It was organized by Speleological section Velebit and the Speleological Committee of the Croatian Mountaineering Association in cooperation with Northern Velebit National Park, with logistic support of The Croatian Mountain Rescue Service (CMRS).
Around hundred of speleologists from 14 Croatian speleological clubs and associations participated in the expedition as well as colleagues from Bulgaria, England, Slovakia, Czech Republic and Spain.
This was one of this year’s most challenging expeditions in Europe given the logistics and large amounts of equipment transported to the bottom of the pit in conditions of low temperature and significant water activity.
The expedition resulted in cave diving in the lake at the bottom of the pit, in new speleological topographical maps and scientific research which includes studies of the subterranean fauna, hydrogeology, physical, chemical properties and other characteristics of the pit.
Cave divers and members of the Speleological section Velebit as well as CMRS, Ivica Ćukušić and Robert Erhardt, dived into the submerged passage at the bottom of the dry part of the pit for 135 m in length and 21 m in depth, increasing the overall cave depth to 1400 m and more.
During the expedition, well known Croatian cave diver and member of Speleological section of HPD Željezničar as well as Croatian Biospeleological Society (CBSS), Branko Jalžić, dived into the submerged passage at the bottom of the pit at 40 m in depth.
New overall cave depth is now 1421 m, which makes it the 15th deepest cave in the world.

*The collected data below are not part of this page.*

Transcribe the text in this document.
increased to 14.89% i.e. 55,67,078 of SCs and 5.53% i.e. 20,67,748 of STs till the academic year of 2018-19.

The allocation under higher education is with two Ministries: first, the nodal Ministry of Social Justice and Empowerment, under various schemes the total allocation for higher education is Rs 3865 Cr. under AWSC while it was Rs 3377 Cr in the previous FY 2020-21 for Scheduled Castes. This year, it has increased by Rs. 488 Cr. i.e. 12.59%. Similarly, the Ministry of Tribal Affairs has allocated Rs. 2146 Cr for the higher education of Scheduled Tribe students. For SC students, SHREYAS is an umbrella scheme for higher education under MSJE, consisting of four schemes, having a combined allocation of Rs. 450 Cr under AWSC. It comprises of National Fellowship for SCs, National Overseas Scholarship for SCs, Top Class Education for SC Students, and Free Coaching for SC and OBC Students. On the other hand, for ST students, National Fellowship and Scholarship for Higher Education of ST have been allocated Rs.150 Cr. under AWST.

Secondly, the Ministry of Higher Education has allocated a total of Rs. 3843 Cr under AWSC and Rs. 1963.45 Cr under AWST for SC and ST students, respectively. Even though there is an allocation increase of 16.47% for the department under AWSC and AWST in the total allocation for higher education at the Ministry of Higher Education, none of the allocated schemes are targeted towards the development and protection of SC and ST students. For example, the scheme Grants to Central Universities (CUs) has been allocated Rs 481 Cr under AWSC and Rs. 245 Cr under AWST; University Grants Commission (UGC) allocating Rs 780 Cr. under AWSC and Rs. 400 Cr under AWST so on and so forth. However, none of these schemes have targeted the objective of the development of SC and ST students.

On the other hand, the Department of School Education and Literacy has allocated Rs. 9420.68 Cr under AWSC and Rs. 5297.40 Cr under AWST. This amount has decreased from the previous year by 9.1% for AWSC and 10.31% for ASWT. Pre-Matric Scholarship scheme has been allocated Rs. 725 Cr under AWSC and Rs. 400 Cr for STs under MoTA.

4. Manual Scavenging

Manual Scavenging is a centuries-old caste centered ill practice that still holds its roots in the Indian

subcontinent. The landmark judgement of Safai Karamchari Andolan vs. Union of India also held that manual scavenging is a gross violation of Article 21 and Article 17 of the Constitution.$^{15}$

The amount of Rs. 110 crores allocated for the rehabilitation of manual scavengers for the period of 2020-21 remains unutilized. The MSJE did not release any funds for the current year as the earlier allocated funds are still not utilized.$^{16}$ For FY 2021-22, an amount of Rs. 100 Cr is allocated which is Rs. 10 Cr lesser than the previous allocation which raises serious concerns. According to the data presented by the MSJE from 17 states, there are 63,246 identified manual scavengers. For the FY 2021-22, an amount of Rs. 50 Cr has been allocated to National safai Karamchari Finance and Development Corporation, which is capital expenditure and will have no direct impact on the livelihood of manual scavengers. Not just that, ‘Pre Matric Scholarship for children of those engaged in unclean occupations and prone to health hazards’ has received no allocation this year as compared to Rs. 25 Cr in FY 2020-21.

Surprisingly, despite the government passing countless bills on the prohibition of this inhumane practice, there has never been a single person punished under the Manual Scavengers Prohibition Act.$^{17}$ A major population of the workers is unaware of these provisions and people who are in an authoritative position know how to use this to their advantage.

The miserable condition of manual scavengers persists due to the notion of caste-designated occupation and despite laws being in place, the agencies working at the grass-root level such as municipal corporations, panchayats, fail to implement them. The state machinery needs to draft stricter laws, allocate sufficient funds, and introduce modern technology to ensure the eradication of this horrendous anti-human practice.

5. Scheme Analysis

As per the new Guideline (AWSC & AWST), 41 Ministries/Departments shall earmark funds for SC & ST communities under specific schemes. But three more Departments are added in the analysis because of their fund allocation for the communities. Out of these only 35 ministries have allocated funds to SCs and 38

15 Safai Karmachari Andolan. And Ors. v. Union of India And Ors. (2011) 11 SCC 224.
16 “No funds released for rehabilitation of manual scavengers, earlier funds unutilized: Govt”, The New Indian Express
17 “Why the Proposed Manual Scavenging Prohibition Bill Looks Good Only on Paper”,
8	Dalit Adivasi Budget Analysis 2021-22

Croatia has number of extremely vertical caves and pits, which require multi-year research in form of expeditions. Lukina jama is situatedin the area of Hajdučki kukovi in Northern Velebit National Park and it is the deepest Croatian cave from 1993 until today. Its depth was increased during this expedition to -1241 m, which, according to data from October 2010, makes it the 15th deepest cave in the world. Although the widely accepted name is Lukina jama, this is actually a cave system Lukina jama-Trojama. This year the entrance was closed with snow and ice at a depth of around 70 m. This condition, which is not consistent with the trends of global warming, has been going on for years, unlike to the nineties period from the last century, when the entrance was passable. The second 37 m higher Trojama entrance (located at 1475 m altitude) was passable, so this year's expedition took place through it. Speleological expedition “Lukina jama 2010” had several goals: speleological research, especially cave diving in the siphon-lake at the bottom of the pit, new topographic speleological maps and scientific research which includes studies of the subterranean fauna, hydrogeology, physical, chemical properties and other characteristics of the pit. Some measurements were conducted during the expedition, while part of them will be taken during the following year by setting up monitoring devices for hydrological, microclimate and other parameters (on the right photo: water flow in Lukina jama at around -1200 m in depth, photo by A. Bakšić). Deep pits of Velebit provide excellent way of gathering new insights on the geology of Velebit, hydrology of karst underground and on natural wealth such as the endemic subterranean fauna. Therefore, the aim of scientific research is to gather as much information on the properties and characteristics of deep pits.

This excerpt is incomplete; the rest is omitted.